Converting for convenience’s sake may have been a reason for societal acceptance once, but with the torturous way religion has taken a turn in the past few years, it feels more like a show of dumb charades. Moreover, with all the mass conversions, the re-conversions and the re-re-conversions that besieged our country time and again, where is the point of a re-re-re-conversion? Who knows who our forefathers were?
The last time I traced my roots (with the help of an App) it pointed to a British branch. Had I had dug deeper my forefathers could easily have been Hindus, who converted to Islam, who reconverted to Christianity and who ‘re-re-reconverted’ back to Islam again. Who knows? Who cares?
According to me, the entire human race is bound by a single chain and we all are a group of convoluted converts. Does it really matter ‘when’ and ‘where’ we became ‘what’?
So unless Shanker and I invent a time machine, go back in history, to the Palaeolithic or Neolithic ages, or pay a visit to Darwin and discuss unravelling the mysteries of creation, I’m afraid our religion will always be a mystery. But guess what? It isn’t, because we never let the world outside cheapen our gifts of reasoning.
We both know what religion we belong to. We are absolutely sure of it because we were lucky enough to be born into families that first and foremost practiced Humanity as Religion and believed Truth to be God.
Shanker is an agnostic. Whatever little I have grasped of my other religion (the one that society expects me to follow) has been ingrained in me through my father’s sound reasoning. The primal fact is that Islam denotes Peace.

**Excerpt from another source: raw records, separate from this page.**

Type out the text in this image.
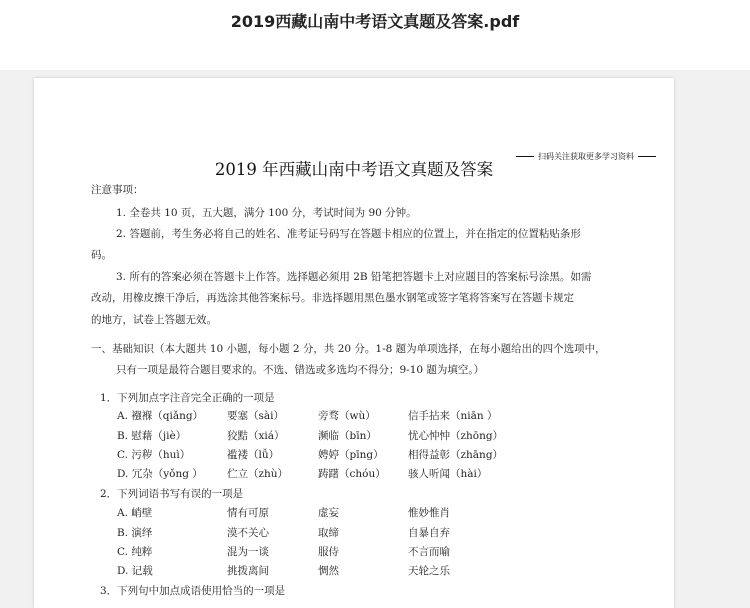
2019西藏山南中考语文真题及答案.pdf
扫码关注获取更多学习资料
2019 年西藏山南中考语文真题及答案
注意事项：
1. 全卷共 10 页，五大题，满分 100 分，考试时间为 90 分钟。
2. 答题前，考生务必将自己的姓名、准考证号码写在答题卡相应的位置上，并在指定的位置粘贴条形
码。
3. 所有的答案必须在答题卡上作答。选择题必须用 2B 铅笔把答题卡上对应题目的答案标号涂黑。如需
改动，用橡皮擦干净后，再选涂其他答案标号。非选择题用黑色墨水钢笔或签字笔将答案写在答题卡规定
的地方，试卷上答题无效。
一、基础知识（本大题共 10 小题，每小题 2 分，共 20 分。1-8 题为单项选择，在每小题给出的四个选项中，
只有一项是最符合题目要求的。不选、错选或多选均不得分；9-10 题为填空。）
1．下列加点字注音完全正确的一项是
A. 襁褓（qiǎng） 要塞（sài）	旁骛（wù）	信手拈来（niān ）
B. 慰藉（jiè）	狡黠（xiá）	濒临（bīn）	忧心忡忡（zhōng）
C. 污秽（huì）	褴褛（lǚ）	娉婷（pīng） 相得益彰（zhāng）
D. 冗杂（yǒng ） 伫立（zhù）	踌躇（chóu） 骇人听闻（hài）
2．下列词语书写有误的一项是
A. 峭壁	情有可原	虚妄	惟妙惟肖
B. 演绎	漠不关心	取缔	自暴自弃
C. 纯粹	混为一谈	服侍	不言而喻
D. 记载	挑拨离间	惆然	天轮之乐
3．下列句中加点成语使用恰当的一项是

What it dictates is how to live an unpretentious life that claims equality to all and subjugation to one- the Supreme Being. That’s all I know. That’s all I need to know.
What every ‘Mohammedan’ is supposed to do is to follow the kind of existence Prophet Mohammed led. Something I’m afraid is not as simple in modern times, especially when a sea of centuries separates the time span.

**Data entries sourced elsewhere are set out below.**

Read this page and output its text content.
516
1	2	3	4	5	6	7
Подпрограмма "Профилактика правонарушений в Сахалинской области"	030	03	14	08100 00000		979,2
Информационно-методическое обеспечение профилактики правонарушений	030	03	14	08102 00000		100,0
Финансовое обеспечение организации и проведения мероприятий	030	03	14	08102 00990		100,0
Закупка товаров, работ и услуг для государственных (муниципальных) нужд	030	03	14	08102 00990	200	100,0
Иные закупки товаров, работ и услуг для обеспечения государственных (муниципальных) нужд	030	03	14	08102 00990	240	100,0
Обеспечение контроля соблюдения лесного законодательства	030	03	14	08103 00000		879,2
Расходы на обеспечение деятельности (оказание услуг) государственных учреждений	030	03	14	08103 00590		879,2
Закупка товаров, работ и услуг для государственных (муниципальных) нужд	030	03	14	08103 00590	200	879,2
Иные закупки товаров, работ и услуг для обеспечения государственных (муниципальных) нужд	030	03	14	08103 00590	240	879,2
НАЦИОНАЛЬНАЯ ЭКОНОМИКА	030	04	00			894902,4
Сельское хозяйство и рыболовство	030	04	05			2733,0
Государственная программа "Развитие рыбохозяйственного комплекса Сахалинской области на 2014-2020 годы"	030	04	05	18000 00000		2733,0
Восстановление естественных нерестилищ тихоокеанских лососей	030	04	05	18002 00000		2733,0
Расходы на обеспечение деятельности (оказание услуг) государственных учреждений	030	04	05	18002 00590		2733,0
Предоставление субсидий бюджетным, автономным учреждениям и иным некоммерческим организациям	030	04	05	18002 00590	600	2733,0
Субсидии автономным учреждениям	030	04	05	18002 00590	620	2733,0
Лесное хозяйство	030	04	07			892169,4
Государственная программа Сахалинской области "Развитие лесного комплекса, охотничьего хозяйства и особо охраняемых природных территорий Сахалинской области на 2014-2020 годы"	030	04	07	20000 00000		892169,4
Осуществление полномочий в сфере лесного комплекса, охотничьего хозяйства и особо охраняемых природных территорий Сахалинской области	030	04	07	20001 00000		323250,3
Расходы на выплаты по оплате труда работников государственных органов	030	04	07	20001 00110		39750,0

The greetings ‘Assalam alaikum’ and ‘Khuda Hafiz’ carry no religious undertones. They simply mean ‘Peace be with you’ and ‘God be with you’. Period.
So when the world questions us about the religion our children follow, the answer is also simple. Since faith is an innate inheritance, we have naturally passed on our faithful legacy to them and sincerely hope they pass it on to their children.
As long as the future generations continue not to debase Humanity they will all be true to their Religion. And as long as they continue to believe in Truth, they will always be true to their God!
As long as our planet keeps orbiting around the sun and does not float around aimlessly, there is still hope. All we need is some wise heads on earth to come together with the right balance of power.
On our part we can only join our hands to applaud, and pray to the One who amidst all the negative and positive energies, somehow manages to balance our Universe with just the right amount of equilibrium. Let us invoke Him to send some sensible and learned leaders who can overpower all the devious, crafty, Artful Dodgers, and finally bring about a New World Order!
Views expressed here are the writer’s own.